Ai vertici della diplomazia Usa regge ancora un consenso di base sulle condizioni per una pacificazione a Gaza e in Cisgiordania: Israele deve accettare uno Stato palestinese sovrano; a loro volta i palestinesi con l’inclusione delle fazioni estreme come Hamas devono riconoscere il diritto d’Israele all’esistenza e alla sicurezza, quindi devono abbandonare la ricerca di una soluzione violenta. Ma è proprio per far accettare queste condizioni di base, che oggi manca il “capitale politico” da spendere sui due versanti. L’America non ha più l’influenza di una volta, su questa leadership israeliana. E il fronte dei paesi islamici moderati che dovrebbero piegare Hamas è traversato da tensioni interne: i rapporti si sono deteriorati tra il Cairo, Ankara, Riad. Dall’inizio delle primavere arabe la “piazza” è diventata un fattore di cui ogni autocrate della zona deve in qualche modo tener conto, e la “piazza” non è favorevole alle soluzioni di compromesso nella questione palestinese.

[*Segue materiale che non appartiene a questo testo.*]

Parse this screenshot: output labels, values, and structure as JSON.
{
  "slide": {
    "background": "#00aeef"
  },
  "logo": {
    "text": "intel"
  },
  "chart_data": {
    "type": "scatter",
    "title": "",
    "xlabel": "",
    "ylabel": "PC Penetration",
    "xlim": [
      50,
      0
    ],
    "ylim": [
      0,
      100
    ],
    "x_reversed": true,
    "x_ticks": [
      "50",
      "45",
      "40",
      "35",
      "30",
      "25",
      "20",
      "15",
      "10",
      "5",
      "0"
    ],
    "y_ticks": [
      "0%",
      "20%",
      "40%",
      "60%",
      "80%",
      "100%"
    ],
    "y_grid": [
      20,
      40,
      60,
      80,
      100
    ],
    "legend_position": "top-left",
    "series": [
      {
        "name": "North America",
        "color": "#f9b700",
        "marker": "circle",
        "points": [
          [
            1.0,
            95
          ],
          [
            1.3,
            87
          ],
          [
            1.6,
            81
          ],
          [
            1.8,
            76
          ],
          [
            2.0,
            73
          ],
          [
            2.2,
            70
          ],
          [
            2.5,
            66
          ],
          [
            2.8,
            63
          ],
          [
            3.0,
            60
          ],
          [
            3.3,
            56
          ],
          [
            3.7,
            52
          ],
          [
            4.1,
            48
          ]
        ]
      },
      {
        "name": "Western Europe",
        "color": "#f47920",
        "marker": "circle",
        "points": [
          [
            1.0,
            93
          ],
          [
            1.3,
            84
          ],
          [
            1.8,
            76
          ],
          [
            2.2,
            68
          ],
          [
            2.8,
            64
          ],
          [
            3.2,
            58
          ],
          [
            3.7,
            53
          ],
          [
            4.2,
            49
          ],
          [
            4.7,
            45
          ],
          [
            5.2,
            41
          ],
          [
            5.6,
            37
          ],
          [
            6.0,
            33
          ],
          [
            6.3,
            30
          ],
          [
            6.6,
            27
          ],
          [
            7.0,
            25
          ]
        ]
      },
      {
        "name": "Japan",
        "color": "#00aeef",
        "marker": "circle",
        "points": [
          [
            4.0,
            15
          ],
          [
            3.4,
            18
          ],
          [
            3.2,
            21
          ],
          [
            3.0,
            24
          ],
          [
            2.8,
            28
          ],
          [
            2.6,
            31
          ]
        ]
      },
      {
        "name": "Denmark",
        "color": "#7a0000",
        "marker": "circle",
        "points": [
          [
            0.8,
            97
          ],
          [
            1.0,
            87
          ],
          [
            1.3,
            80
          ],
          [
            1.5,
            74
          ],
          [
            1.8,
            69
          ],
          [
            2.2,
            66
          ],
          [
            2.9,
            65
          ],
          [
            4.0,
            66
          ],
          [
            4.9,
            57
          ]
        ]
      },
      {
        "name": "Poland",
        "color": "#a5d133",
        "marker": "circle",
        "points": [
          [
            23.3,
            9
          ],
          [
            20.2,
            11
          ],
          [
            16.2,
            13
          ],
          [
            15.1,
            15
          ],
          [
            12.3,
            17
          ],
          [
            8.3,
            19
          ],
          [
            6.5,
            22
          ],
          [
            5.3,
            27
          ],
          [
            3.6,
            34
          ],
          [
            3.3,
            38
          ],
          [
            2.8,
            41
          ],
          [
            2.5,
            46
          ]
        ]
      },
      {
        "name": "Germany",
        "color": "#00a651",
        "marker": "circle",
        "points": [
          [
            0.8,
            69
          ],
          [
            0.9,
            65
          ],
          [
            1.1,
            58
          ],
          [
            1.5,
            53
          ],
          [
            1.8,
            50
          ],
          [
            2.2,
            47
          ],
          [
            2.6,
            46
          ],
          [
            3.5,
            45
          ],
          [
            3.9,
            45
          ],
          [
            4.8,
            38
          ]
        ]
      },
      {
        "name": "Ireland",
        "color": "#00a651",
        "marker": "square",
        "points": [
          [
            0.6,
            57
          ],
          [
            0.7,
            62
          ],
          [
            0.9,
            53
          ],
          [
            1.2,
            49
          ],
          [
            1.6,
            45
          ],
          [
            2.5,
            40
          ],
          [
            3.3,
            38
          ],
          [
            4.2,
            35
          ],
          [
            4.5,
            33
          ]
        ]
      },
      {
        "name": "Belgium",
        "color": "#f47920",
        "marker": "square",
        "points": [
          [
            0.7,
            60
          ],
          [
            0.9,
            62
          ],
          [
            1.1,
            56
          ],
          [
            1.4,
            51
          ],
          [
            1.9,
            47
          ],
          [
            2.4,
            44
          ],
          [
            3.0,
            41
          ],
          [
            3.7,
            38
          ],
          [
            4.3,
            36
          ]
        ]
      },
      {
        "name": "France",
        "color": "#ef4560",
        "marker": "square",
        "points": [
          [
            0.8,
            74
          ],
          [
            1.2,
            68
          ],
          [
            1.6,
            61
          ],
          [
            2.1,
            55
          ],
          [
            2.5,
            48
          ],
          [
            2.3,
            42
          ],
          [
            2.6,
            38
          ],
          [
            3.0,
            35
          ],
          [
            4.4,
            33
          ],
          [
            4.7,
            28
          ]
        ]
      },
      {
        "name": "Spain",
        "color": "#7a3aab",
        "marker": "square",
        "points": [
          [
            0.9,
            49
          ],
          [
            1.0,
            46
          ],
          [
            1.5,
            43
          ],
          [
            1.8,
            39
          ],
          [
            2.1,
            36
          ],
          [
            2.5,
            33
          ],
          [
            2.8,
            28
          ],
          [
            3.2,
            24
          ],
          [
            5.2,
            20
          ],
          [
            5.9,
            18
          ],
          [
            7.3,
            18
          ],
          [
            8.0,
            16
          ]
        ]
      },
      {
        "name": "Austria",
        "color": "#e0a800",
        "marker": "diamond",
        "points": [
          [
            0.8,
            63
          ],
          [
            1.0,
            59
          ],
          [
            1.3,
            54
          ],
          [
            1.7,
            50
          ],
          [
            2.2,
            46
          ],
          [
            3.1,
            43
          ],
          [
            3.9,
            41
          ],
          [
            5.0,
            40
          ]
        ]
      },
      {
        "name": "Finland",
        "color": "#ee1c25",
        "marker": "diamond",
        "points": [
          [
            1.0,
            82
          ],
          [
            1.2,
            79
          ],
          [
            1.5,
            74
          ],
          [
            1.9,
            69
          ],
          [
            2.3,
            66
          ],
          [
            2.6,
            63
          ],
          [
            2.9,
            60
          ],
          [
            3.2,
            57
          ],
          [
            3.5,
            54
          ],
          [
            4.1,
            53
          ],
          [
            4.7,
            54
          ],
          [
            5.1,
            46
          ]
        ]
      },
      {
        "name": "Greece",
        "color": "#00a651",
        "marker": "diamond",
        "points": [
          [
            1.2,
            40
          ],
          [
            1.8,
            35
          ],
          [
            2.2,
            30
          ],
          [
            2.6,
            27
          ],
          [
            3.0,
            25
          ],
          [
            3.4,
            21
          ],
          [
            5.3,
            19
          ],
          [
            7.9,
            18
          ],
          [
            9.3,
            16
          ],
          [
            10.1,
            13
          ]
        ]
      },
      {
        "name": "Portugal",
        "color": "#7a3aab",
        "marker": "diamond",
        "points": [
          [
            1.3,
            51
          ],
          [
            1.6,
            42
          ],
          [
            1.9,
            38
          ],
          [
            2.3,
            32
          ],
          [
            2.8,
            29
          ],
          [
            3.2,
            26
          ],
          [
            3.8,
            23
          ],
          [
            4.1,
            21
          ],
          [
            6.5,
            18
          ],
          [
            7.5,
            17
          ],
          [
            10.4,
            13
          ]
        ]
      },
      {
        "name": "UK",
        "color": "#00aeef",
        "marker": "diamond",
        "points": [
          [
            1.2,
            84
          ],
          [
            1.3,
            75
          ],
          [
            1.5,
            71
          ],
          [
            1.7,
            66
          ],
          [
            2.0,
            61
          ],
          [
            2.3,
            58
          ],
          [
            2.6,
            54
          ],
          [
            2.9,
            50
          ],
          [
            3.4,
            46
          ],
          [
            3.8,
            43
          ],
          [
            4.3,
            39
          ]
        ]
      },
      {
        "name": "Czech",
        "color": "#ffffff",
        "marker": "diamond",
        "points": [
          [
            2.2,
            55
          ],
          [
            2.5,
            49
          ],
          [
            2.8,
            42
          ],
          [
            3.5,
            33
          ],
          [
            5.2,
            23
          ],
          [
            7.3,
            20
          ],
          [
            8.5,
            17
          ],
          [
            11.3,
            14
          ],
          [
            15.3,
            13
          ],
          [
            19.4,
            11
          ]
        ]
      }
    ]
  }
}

In quanto all’America, Obama è prigioniero di una profonda contraddizione interna: ha un’opinione pubblica attraversata da robuste correnti isolazioniste; i suoi cittadini vogliono un presidente che riporti a casa tutte le truppe (come sta facendo) e al tempo stesso conservi l’influenza di un superpoliziotto globale. «Molti cittadini — osserva Obama — sono preoccupati perché hanno la sensazione che il vecchio ordine mondiale non regge, ma le condizioni per un nuovo ordine ancora non si vedono». E come spesso accade, questo presidente è un analista di grande lucidità e visione, non altrettanto convincente quando passa all’azione.